I scratched my hand a little vigorously today and precipitated a small fountain of blood. I exaggerate, naturally, but a drop of blood at least remained behind in the restaurant we lunched in.
Then there are those tell-tale fingerprints, which are everywhere, small embossed tokens of our essential selves.
But writers leave more than the decaying bits and pieces of their corporeal selves behind. They leave their words.
Think about that, for a moment. Words are our common currency, right? They don’t belong to anyone. So how can a collection of words constitute a unique legacy?

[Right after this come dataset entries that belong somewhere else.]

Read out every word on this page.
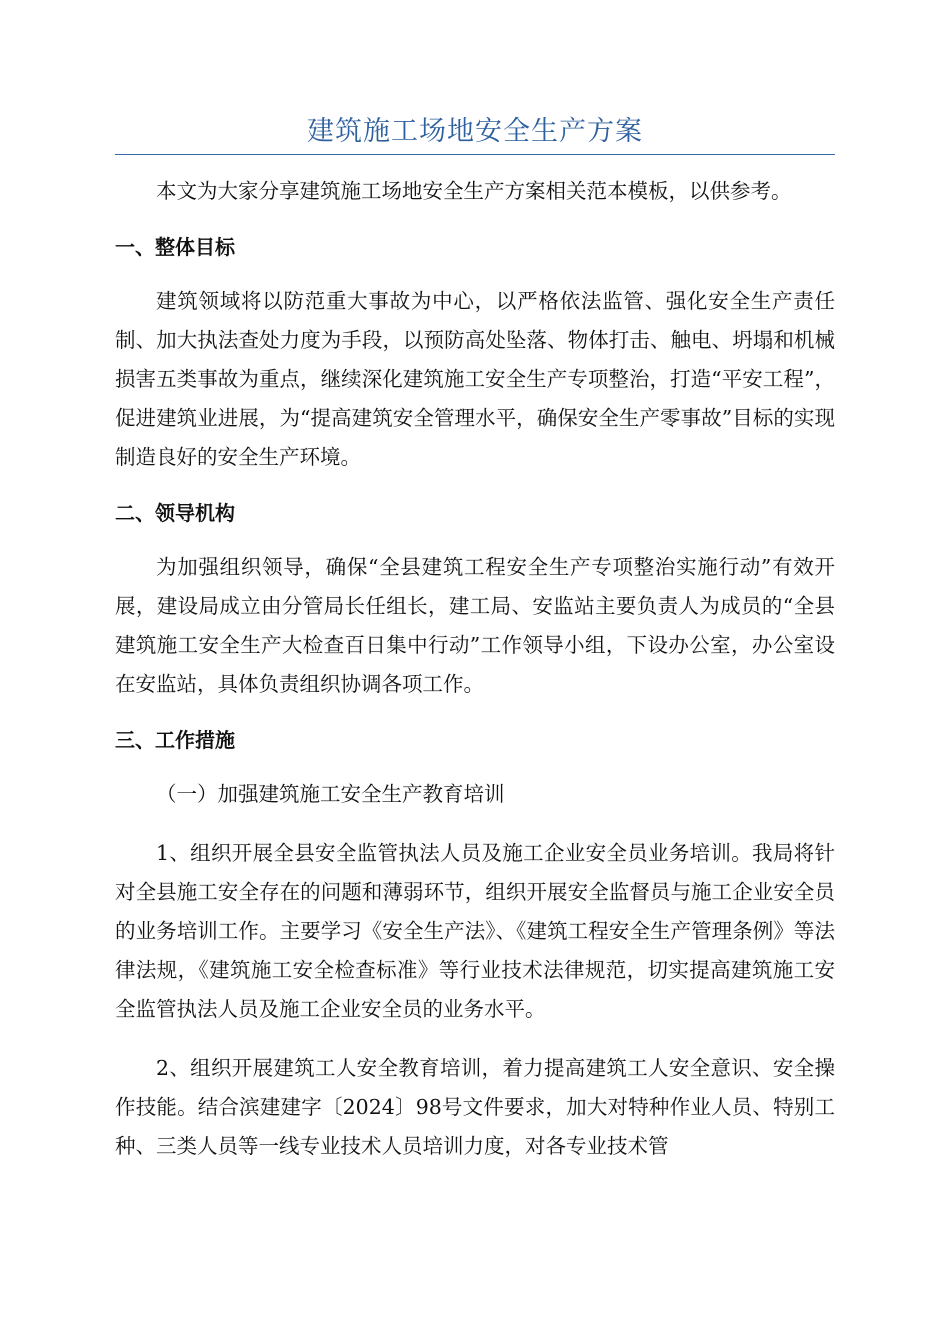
建筑施工场地安全生产方案

本文为大家分享建筑施工场地安全生产方案相关范本模板，以供参考。

一、整体目标

建筑领域将以防范重大事故为中心，以严格依法监管、强化安全生产责任制、加大执法查处力度为手段，以预防高处坠落、物体打击、触电、坍塌和机械损害五类事故为重点，继续深化建筑施工安全生产专项整治，打造“平安工程”，促进建筑业进展，为“提高建筑安全管理水平，确保安全生产零事故”目标的实现制造良好的安全生产环境。

二、领导机构

为加强组织领导，确保“全县建筑工程安全生产专项整治实施行动”有效开展，建设局成立由分管局长任组长，建工局、安监站主要负责人为成员的“全县建筑施工安全生产大检查百日集中行动”工作领导小组，下设办公室，办公室设在安监站，具体负责组织协调各项工作。

三、工作措施

（一）加强建筑施工安全生产教育培训

1、组织开展全县安全监管执法人员及施工企业安全员业务培训。我局将针对全县施工安全存在的问题和薄弱环节，组织开展安全监督员与施工企业安全员的业务培训工作。主要学习《安全生产法》、《建筑工程安全生产管理条例》等法律法规，《建筑施工安全检查标准》等行业技术法律规范，切实提高建筑施工安全监管执法人员及施工企业安全员的业务水平。

2、组织开展建筑工人安全教育培训，着力提高建筑工人安全意识、安全操作技能。结合滨建建字〔2024〕98号文件要求，加大对特种作业人员、特别工种、三类人员等一线专业技术人员培训力度，对各专业技术管
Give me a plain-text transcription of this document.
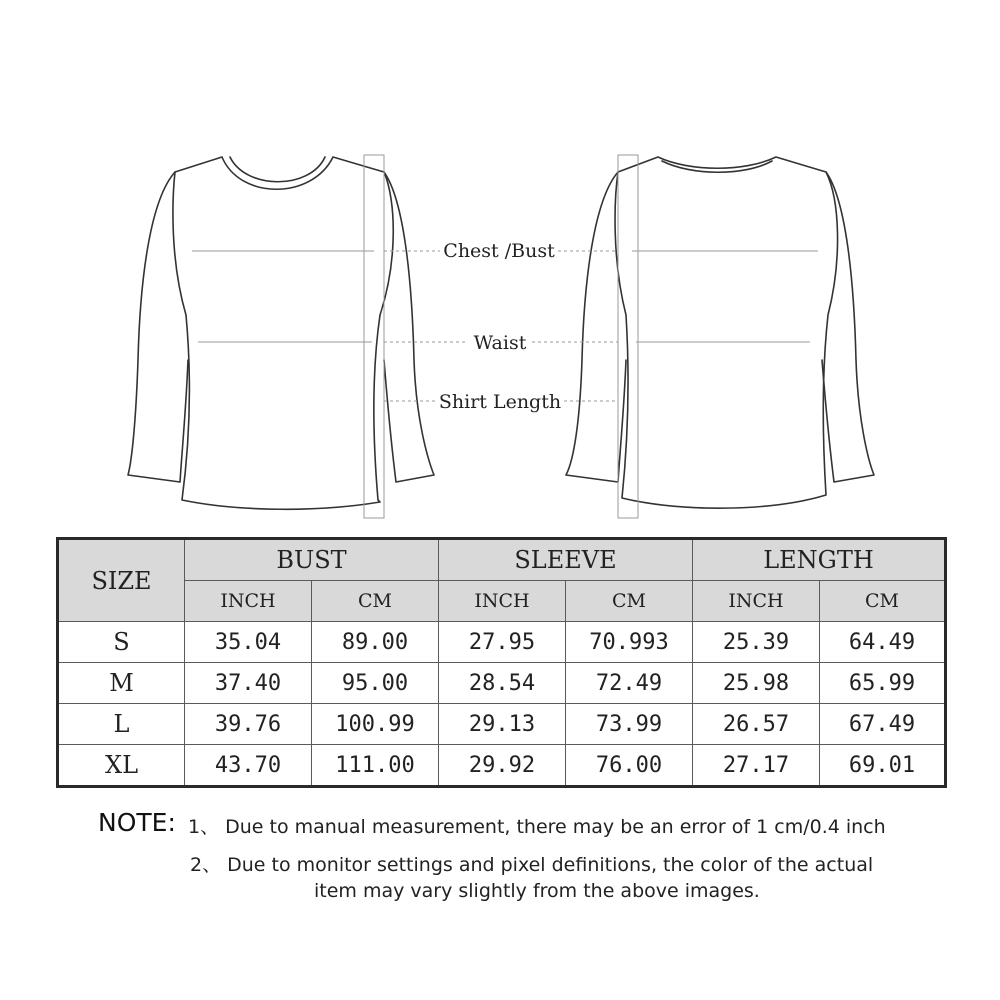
Chest /Bust
Waist
Shirt Length
SIZE	BUST		SLEEVE		LENGTH	
	INCH	CM	INCH	CM	INCH	CM
S	35.04	89.00	27.95	70.993	25.39	64.49
M	37.40	95.00	28.54	72.49	25.98	65.99
L	39.76	100.99	29.13	73.99	26.57	67.49
XL	43.70	111.00	29.92	76.00	27.17	69.01
NOTE: 1、 Due to manual measurement, there may be an error of 1 cm/0.4 inch
2、 Due to monitor settings and pixel definitions, the color of the actual
item may vary slightly from the above images.
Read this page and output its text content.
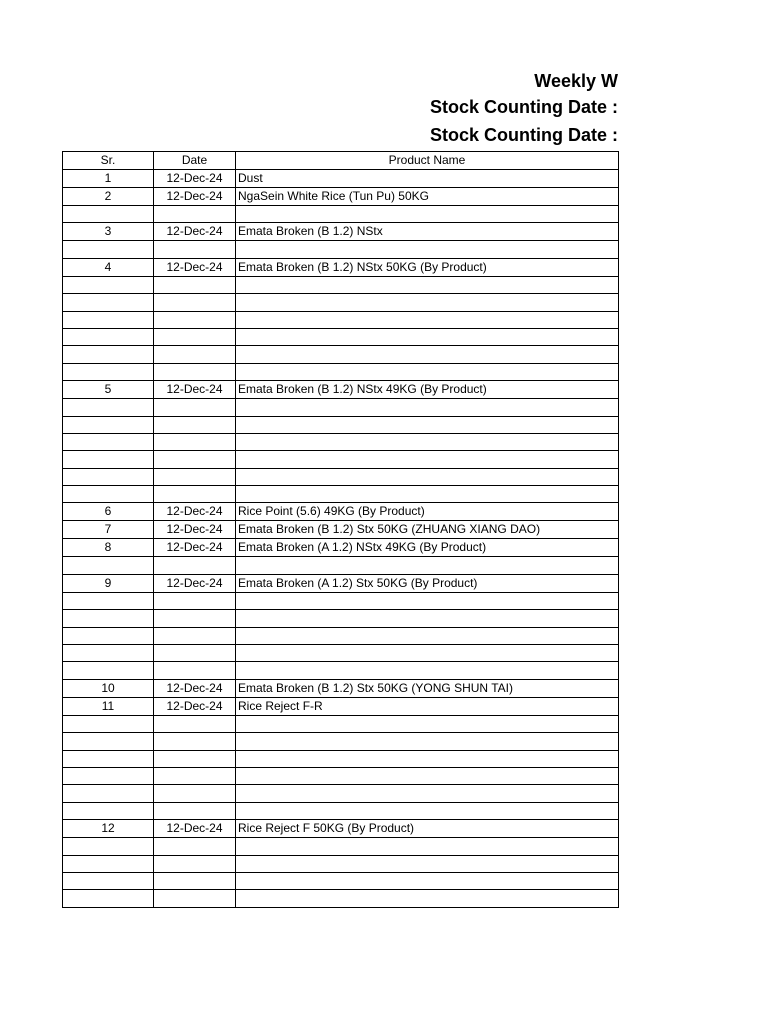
Weekly W
Stock Counting Date :
Stock Counting Date :
Sr.	Date	Product Name
1	12-Dec-24	Dust
2	12-Dec-24	NgaSein White Rice (Tun Pu) 50KG

3	12-Dec-24	Emata Broken (B 1.2) NStx

4	12-Dec-24	Emata Broken (B 1.2) NStx 50KG (By Product)

5	12-Dec-24	Emata Broken (B 1.2) NStx 49KG (By Product)

6	12-Dec-24	Rice Point (5.6) 49KG (By Product)
7	12-Dec-24	Emata Broken (B 1.2) Stx 50KG (ZHUANG XIANG DAO)
8	12-Dec-24	Emata Broken (A 1.2) NStx 49KG (By Product)

9	12-Dec-24	Emata Broken (A 1.2) Stx 50KG (By Product)

10	12-Dec-24	Emata Broken (B 1.2) Stx 50KG (YONG SHUN TAI)
11	12-Dec-24	Rice Reject F-R

12	12-Dec-24	Rice Reject F 50KG (By Product)
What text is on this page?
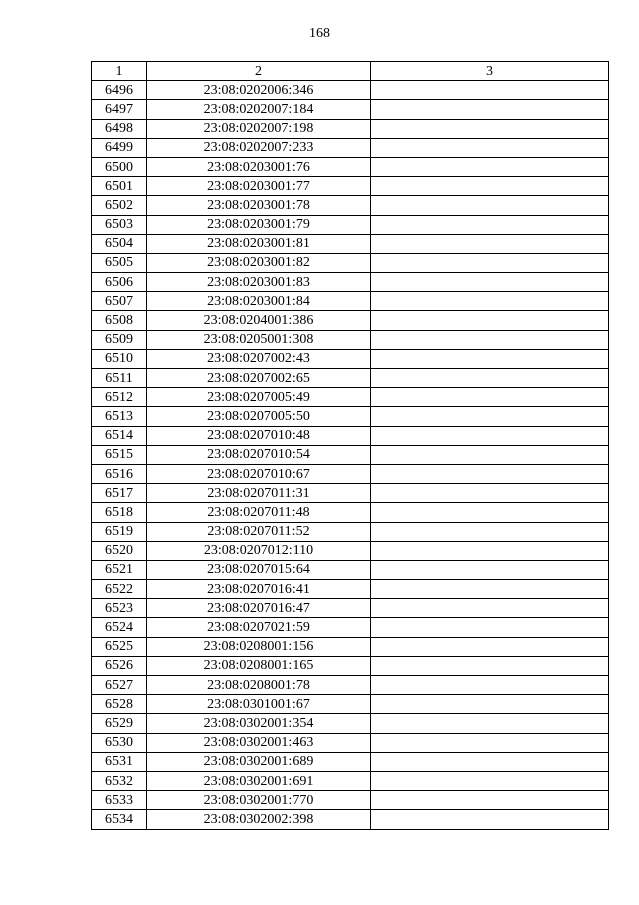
168
1	2	3
6496	23:08:0202006:346	
6497	23:08:0202007:184	
6498	23:08:0202007:198	
6499	23:08:0202007:233	
6500	23:08:0203001:76	
6501	23:08:0203001:77	
6502	23:08:0203001:78	
6503	23:08:0203001:79	
6504	23:08:0203001:81	
6505	23:08:0203001:82	
6506	23:08:0203001:83	
6507	23:08:0203001:84	
6508	23:08:0204001:386	
6509	23:08:0205001:308	
6510	23:08:0207002:43	
6511	23:08:0207002:65	
6512	23:08:0207005:49	
6513	23:08:0207005:50	
6514	23:08:0207010:48	
6515	23:08:0207010:54	
6516	23:08:0207010:67	
6517	23:08:0207011:31	
6518	23:08:0207011:48	
6519	23:08:0207011:52	
6520	23:08:0207012:110	
6521	23:08:0207015:64	
6522	23:08:0207016:41	
6523	23:08:0207016:47	
6524	23:08:0207021:59	
6525	23:08:0208001:156	
6526	23:08:0208001:165	
6527	23:08:0208001:78	
6528	23:08:0301001:67	
6529	23:08:0302001:354	
6530	23:08:0302001:463	
6531	23:08:0302001:689	
6532	23:08:0302001:691	
6533	23:08:0302001:770	
6534	23:08:0302002:398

The answer to this was given in an interview the late lamented writer, Martin Amis gave some years ago. Here’s what he said:
“The novel is an incredibly intimate portrait of the writer; more intimate than almost anything else. You enter the company of a writer for several hours in that intense way that seldom happens in life. So although I’m not an autobiographical writer I would say that I am all over my books.”
He’s all over his books. They’re covered in his fingerprints, and because he’s a stylist, his DNA is detectable in every sentence he writes. Take this sentence, plucked almost at random from the book many consider his masterpiece, Money:
“I gave her all my face, and it’s a face that can usually face them down, wide and grey, full of adolescent archaeology and cheap food and junk money, the face of a fat snake, bearing all the signs of its sins.”
You might not know the man, you might never have met him, or heard him talk. You might never even have read one of his novels or his essays, but instantly you know this is the real McCoy.
Or take another bon mot, included in an essay he wrote for Harper’s on the rapidly rising Donald Trump a year before he nabbed the presidency. Reviewing his practice of identifying weakness in his competitors, and going for their jugulars, he writes: “Perhaps that’s (his) defining asset: a crocodilian nose for inert and preferably moribund prey.”
Amis said that all he wanted was to leave behind him a shelf of books. And so he has. But perhaps more important than the fifteen novels, the collections of short stories, the pile of non-fiction and even the screenplays, are those words. They are what will serve as a kind of living monument.
And the lessons he has to teach us? Well, it’s obvious, isn’t it? In order to imbue our writing with our own individual flavour, with our own DNA, we need to be willing to take risks with the pocketful of words at our command.